I would argue that in many ways the UK is still a Christian country, but perhaps not in the way that David Cameron would like us to think. The “tolerance which Christianity demands” was reminded to us over the last decade during the invasions of Iraq and Afghanistan, harking back to the era of the crusades; if these were truly humanitarian interventions why were barbaric regimes in the Middle East and Africa not simply ignored, but continued to be supported by the UK through trade and investment? I make that point in the knowledge that Christian groups were amongst the most vocal in opposing the War in Iraq, but it hints at the complexity and sophistication in being labelled a Christian country, or a country of any religious dominance for that matter.

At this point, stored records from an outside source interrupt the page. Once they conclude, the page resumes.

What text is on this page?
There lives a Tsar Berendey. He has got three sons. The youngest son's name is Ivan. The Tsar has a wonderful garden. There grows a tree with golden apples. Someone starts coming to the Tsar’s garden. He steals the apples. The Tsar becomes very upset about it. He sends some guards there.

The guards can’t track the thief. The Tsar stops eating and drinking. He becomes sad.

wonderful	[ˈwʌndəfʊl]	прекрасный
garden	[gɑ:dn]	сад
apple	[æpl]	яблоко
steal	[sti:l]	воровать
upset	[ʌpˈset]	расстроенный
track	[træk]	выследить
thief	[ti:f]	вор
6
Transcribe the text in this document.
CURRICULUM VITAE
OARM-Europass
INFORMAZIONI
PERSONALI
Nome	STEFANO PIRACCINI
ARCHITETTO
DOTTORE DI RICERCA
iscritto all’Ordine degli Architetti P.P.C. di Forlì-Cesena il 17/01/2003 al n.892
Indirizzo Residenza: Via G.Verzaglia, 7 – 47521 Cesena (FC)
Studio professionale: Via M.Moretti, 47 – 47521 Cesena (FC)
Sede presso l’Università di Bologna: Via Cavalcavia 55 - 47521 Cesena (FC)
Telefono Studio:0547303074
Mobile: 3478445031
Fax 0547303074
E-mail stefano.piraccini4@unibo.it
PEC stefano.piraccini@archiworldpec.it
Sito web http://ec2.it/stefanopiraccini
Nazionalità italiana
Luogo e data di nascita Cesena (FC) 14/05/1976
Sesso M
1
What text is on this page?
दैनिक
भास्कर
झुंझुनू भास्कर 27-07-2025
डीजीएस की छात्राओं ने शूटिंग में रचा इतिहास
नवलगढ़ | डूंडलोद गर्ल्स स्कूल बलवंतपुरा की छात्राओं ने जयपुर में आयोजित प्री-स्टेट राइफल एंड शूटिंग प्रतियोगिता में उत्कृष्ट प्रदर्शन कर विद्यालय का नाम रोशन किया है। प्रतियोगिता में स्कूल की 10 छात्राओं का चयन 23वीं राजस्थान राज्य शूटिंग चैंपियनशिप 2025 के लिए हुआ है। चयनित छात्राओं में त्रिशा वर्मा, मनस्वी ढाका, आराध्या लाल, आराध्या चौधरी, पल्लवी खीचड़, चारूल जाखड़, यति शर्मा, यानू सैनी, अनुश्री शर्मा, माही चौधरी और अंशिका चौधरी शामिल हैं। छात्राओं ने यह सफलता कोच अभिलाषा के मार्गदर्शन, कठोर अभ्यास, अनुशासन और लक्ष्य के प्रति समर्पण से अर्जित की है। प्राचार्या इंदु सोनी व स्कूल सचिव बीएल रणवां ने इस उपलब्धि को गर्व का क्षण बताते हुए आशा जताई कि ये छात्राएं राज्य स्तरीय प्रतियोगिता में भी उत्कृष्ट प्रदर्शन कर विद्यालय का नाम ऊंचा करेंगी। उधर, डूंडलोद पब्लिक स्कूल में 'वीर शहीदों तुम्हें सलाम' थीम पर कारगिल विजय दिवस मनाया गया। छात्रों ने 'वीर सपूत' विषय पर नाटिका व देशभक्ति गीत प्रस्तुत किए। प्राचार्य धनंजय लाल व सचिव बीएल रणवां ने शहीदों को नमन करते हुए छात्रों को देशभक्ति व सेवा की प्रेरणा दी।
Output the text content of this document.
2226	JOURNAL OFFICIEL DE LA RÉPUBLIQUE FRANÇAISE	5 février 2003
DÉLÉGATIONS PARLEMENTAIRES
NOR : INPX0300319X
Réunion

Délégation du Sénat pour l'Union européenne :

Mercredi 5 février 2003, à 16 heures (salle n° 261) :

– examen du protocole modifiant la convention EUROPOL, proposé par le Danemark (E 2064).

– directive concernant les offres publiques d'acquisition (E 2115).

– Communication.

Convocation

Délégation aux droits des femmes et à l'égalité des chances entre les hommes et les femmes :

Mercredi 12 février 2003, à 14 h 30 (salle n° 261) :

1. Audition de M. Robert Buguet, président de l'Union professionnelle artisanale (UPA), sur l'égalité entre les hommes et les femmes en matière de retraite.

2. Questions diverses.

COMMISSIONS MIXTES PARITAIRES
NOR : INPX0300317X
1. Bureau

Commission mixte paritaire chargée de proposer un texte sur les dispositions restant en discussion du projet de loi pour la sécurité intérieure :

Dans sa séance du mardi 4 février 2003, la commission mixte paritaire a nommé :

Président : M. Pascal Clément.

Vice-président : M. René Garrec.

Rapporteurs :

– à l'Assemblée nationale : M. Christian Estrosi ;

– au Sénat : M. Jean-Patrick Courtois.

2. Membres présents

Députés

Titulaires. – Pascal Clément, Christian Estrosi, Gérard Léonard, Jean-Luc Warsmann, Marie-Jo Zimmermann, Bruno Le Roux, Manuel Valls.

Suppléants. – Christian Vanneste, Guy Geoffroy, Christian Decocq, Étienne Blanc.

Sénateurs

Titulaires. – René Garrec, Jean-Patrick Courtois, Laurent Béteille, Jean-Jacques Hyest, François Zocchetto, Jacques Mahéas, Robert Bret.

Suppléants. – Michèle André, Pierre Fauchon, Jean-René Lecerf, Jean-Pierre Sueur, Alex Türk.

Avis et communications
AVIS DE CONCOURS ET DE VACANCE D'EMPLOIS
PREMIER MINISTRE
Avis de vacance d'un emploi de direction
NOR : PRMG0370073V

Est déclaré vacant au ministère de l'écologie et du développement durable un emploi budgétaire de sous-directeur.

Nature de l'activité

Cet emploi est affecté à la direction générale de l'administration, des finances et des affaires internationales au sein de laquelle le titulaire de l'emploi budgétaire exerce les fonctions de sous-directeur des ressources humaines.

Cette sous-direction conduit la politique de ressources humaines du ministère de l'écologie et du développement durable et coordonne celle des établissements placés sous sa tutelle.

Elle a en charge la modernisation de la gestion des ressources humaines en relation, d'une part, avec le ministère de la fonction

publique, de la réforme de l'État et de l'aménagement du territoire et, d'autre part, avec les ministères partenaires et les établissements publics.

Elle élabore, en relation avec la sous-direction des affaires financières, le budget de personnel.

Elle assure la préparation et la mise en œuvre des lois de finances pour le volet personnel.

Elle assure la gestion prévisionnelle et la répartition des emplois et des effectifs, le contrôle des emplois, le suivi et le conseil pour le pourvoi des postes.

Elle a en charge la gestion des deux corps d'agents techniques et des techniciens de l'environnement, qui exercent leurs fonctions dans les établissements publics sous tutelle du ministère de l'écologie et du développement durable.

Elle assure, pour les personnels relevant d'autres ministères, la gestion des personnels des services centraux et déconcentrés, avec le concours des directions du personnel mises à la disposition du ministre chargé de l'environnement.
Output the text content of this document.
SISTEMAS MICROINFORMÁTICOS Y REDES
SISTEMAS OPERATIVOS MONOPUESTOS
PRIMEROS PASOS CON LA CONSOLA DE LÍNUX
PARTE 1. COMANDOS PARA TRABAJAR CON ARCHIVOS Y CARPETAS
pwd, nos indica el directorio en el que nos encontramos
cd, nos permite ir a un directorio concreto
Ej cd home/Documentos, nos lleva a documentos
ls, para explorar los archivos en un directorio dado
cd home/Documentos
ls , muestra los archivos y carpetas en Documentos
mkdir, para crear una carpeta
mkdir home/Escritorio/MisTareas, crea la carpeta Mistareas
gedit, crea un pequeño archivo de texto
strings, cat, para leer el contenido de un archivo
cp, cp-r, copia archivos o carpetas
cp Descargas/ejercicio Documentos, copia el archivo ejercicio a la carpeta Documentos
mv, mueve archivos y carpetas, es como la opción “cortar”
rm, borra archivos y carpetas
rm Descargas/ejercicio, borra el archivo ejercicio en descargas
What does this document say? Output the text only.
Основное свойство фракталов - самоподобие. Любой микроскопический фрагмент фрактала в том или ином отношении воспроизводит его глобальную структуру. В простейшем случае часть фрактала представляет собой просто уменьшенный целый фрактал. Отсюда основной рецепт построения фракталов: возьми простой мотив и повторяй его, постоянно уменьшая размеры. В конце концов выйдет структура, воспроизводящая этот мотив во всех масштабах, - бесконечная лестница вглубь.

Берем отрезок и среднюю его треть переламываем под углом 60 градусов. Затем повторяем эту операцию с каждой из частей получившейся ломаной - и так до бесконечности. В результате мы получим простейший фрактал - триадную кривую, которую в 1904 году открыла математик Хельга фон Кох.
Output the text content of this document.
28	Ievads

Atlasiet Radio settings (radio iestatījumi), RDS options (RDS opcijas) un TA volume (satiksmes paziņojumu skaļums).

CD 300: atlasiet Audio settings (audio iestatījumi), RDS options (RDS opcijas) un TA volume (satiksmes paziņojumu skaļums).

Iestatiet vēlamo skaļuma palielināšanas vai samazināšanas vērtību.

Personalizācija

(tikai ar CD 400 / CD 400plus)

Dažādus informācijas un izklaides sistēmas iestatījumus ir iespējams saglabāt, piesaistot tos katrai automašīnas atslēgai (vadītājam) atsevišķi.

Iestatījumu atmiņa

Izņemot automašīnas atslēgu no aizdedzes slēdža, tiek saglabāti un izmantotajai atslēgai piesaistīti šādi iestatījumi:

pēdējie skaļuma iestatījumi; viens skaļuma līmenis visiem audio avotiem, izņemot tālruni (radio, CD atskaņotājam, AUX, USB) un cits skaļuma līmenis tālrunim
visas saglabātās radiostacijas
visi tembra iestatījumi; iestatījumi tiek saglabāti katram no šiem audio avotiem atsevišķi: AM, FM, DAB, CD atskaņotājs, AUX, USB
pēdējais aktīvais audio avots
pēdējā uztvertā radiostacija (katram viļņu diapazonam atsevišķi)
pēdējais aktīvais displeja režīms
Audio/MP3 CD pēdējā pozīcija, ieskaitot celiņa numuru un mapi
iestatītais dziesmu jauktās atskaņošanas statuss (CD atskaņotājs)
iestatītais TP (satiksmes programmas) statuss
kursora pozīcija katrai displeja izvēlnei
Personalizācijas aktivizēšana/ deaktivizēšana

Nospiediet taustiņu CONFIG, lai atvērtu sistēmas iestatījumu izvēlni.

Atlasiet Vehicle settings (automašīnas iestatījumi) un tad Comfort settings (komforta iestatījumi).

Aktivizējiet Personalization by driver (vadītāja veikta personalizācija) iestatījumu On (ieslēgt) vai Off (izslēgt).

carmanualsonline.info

It was interesting to see that the dependable Hindu, Sikh and Muslim representatives were wheeled out by the Daily Mail in their hastily brought together God squad in today’s article. An attack on the ‘Christian’ heritage of this country or any in the West by largely non-believers in God is still in the 21st century seen as an affront to all religions for some reason. In the case of the Sikh representative this is beyond irritation, particularly in light of recent statements by Lord Indarjit Singh that suggested he might have rediscovered his Khalsa sovereignty. Instead, his comments indicate that whilst he is beginning to choose his words much more carefully to reflect the sovereignty of the Khalsa, by allowing himself to be quoted at all he still sees Sikhi as associated with organised religion rather than as an all-encompassing way of living.

The sad truth of the matter is that with an election looming and seeing himself as the only ‘Christian’ leader of the traditional political parties, David Cameron has opted to influence the masses with his selective credentials of being inspired to lead a more fulfilling life by Jesus Christ. Perhaps if he had acknowledged the frankly criminal behaviour of a member of his cabinet earlier this month instead of allowing her to continue in her role as the Culture Secretary, we might be less cynical of his Christian values.